N.Z. Central Bank says it may keep selling currency
Central bank of New Zealand said it may continue to sell its dollar, trading near a 22-year high, and investors should be "cautious" about expecting the currency to rally further.
"The exchange rate is not a one-way bet," Deputy Governor Grant Spencer said in an article prepared for publication. "Foreign exchange intervention is an ongoing process." The central bank on June 11 sold New Zealand's dollar for the first time since the currency was allowed to trade freely in 1985. The New Zealand dollar has gained 2.1 percent since then, and is the world's best-performing major currency in the past 12 months, as the nation's relatively high yields attract investors who can borrow cheaply in yen, known as a carry trade.
"It looks as though they're a little bit stung by the New Zealand dollar's strength since they intervened," said Ray Attrill, director of research at 4Cast Ltd. in Sydney. "They're trying to defend their actions." The New Zealand dollar fell to 76.35 U.S. cents as at 6:15 p.m. in Wellington, from 76.80 cents yesterday. It rose as high as 76.93 cents earlier today. The currency traded at 76.39 cents before the bank sold on June 11. It has gained 26 percent in the past 12 months. It fell to 93.53 yen today.
Spencer's comments follow statements yesterday from Japan's Finance Minister Koji Omi that investors were taking risks in one-way bets against the yen, which weakened to a 4 1/2 year low against the dollar last week.
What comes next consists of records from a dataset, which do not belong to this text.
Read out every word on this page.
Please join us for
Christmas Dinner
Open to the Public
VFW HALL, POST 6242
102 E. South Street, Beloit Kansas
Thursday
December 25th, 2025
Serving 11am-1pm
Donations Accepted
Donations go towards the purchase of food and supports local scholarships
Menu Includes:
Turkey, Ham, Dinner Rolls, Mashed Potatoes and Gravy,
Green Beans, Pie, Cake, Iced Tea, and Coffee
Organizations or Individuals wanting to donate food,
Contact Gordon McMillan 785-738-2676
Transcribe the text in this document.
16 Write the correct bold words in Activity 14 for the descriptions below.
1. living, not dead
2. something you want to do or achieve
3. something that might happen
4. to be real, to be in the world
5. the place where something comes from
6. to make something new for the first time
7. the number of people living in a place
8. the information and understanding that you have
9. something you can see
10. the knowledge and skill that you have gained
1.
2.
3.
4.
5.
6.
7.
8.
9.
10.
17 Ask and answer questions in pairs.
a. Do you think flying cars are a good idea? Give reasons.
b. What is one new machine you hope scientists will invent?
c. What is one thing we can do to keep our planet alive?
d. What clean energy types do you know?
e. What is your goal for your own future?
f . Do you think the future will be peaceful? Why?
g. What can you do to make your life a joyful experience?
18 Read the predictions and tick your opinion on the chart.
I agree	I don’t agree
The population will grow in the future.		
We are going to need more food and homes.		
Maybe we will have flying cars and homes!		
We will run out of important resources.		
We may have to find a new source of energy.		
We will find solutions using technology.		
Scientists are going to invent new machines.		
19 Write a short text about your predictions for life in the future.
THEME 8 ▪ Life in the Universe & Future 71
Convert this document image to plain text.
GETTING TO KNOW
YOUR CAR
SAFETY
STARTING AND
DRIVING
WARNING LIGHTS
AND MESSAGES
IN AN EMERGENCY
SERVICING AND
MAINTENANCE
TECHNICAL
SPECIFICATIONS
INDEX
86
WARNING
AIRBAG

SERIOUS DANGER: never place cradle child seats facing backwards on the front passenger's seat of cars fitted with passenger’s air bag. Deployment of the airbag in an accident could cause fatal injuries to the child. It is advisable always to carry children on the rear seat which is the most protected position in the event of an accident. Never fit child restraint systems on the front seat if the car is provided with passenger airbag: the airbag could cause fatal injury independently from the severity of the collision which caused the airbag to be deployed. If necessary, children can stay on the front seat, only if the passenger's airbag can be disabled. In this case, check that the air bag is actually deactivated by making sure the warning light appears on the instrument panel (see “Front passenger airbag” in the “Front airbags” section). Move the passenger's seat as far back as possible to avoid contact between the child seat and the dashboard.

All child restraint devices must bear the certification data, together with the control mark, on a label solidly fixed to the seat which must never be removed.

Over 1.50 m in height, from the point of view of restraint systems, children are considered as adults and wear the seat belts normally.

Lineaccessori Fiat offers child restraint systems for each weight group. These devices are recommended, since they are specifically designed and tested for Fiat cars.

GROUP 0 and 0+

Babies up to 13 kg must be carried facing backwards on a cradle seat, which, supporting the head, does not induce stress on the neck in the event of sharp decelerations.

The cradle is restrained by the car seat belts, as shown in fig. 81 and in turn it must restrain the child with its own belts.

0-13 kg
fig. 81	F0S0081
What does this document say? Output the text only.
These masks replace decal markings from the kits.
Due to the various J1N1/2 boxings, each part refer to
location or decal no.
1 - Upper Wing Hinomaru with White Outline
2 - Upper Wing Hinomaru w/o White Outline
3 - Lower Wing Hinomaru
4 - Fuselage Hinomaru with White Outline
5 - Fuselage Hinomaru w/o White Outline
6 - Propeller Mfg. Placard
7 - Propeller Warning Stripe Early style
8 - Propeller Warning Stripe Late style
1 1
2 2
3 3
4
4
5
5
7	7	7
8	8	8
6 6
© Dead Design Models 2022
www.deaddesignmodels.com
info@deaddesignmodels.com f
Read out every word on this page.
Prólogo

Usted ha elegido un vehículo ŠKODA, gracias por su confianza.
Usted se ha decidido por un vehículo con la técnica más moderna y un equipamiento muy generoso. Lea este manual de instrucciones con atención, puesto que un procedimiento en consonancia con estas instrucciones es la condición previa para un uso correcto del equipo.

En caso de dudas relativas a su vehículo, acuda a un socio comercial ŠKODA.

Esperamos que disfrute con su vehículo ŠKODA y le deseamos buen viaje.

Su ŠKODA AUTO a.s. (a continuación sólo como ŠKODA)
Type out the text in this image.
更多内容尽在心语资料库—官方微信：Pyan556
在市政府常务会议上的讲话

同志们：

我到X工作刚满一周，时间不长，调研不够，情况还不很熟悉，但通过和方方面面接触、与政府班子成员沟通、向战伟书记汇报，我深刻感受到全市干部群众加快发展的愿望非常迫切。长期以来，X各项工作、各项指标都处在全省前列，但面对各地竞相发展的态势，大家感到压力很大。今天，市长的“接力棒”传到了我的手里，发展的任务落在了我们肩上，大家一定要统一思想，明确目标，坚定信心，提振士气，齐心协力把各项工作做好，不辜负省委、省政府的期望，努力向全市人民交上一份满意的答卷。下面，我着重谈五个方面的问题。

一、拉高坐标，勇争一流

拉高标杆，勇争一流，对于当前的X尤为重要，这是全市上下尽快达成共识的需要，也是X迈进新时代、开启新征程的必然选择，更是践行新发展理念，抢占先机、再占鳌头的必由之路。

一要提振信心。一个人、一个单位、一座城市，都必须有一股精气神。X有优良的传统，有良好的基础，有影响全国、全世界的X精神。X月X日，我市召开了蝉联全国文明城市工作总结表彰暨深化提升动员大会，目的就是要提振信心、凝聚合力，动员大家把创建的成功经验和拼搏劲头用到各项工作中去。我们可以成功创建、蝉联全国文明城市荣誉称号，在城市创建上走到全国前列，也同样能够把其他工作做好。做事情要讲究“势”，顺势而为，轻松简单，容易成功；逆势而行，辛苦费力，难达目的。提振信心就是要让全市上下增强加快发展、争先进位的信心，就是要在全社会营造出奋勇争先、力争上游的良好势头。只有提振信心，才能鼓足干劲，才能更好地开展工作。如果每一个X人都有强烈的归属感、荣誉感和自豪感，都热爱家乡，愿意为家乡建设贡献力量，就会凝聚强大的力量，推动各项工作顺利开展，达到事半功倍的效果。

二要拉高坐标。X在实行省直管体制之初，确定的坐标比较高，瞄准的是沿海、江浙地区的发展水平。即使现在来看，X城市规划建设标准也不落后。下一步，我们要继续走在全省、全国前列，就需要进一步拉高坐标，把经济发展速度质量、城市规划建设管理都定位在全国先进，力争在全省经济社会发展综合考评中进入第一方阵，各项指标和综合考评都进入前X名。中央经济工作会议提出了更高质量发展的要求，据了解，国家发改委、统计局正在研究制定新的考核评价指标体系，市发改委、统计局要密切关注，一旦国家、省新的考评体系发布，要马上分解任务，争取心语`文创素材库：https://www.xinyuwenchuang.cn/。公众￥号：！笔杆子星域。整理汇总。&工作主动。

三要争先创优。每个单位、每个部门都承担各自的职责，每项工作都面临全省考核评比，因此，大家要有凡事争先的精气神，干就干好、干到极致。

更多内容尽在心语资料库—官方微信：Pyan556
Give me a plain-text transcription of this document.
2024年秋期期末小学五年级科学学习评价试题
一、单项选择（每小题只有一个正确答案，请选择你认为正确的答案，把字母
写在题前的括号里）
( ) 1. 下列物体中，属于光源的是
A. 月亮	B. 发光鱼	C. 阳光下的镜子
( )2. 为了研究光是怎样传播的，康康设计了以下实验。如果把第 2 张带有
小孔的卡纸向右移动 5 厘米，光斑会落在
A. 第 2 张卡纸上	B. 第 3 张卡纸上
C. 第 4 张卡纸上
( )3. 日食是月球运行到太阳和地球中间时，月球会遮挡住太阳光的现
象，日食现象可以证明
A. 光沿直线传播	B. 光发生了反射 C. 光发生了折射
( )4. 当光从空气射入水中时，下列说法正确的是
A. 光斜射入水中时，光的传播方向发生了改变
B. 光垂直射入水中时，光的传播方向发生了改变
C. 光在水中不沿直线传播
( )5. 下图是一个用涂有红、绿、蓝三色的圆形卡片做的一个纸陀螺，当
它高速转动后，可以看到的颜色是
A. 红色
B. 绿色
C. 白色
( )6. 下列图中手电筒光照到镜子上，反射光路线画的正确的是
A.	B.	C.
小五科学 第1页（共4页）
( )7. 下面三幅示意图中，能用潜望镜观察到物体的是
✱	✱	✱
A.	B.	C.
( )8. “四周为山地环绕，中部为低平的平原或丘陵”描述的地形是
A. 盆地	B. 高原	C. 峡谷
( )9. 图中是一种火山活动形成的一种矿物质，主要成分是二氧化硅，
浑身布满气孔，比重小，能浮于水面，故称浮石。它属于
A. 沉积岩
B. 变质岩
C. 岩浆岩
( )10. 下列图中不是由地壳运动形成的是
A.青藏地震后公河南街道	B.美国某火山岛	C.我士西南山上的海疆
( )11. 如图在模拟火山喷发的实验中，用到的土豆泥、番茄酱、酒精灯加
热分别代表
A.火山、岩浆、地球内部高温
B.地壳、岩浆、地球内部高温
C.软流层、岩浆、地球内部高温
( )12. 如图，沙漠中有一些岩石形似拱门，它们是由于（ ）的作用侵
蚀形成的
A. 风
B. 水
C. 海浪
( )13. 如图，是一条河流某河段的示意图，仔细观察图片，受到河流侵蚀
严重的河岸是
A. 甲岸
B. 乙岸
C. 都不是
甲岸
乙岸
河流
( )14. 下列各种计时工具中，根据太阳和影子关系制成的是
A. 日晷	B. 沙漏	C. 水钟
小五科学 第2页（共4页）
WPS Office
The yen and the New Zealand dollar are at opposite ends of the carry trade because New Zealand's benchmark interest rate is 7.5 percentage points higher than the Bank of Japan 0.5 percent overnight rate. The Reserve Bank has a policy of buying or selling the currency to influence the level only if it is exceptionally high or low and the level is unjustified by economic fundamentals, according to a statement on the bank's Web site. It used the provision for the first time this month and has intervened twice more since the, according to currency traders.
With the nation's current account deficit at about 9 percent of gross domestic product, the exchange rate "cannot be sustained at current levels over the medium term," Spencer said. A report tomorrow will probably show the deficit was 8.6 percent of GDP in the year ended March 31, according to a Bloomberg News survey of 13 economists.
Spencer said trying to lower the currency doesn't run counter to monetary policy. The central bank has increased the official cash rate three times this year to a record 8 percent, to quell consumer spending and a housing boom that has stoked inflation. "Intervention is about rebalancing monetary policy pressure," he said. "It does not fundamentally alter monetary policy and does not signal a future easing of conditions."
Currency sales "can help to moderate peaks in the exchange rate and the length of time we spend at peak levels," Spencer said. "It does not attempt to defend a particular level." Central banks intervene in the foreign exchange market when they buy and sell currencies to influence exchange rates.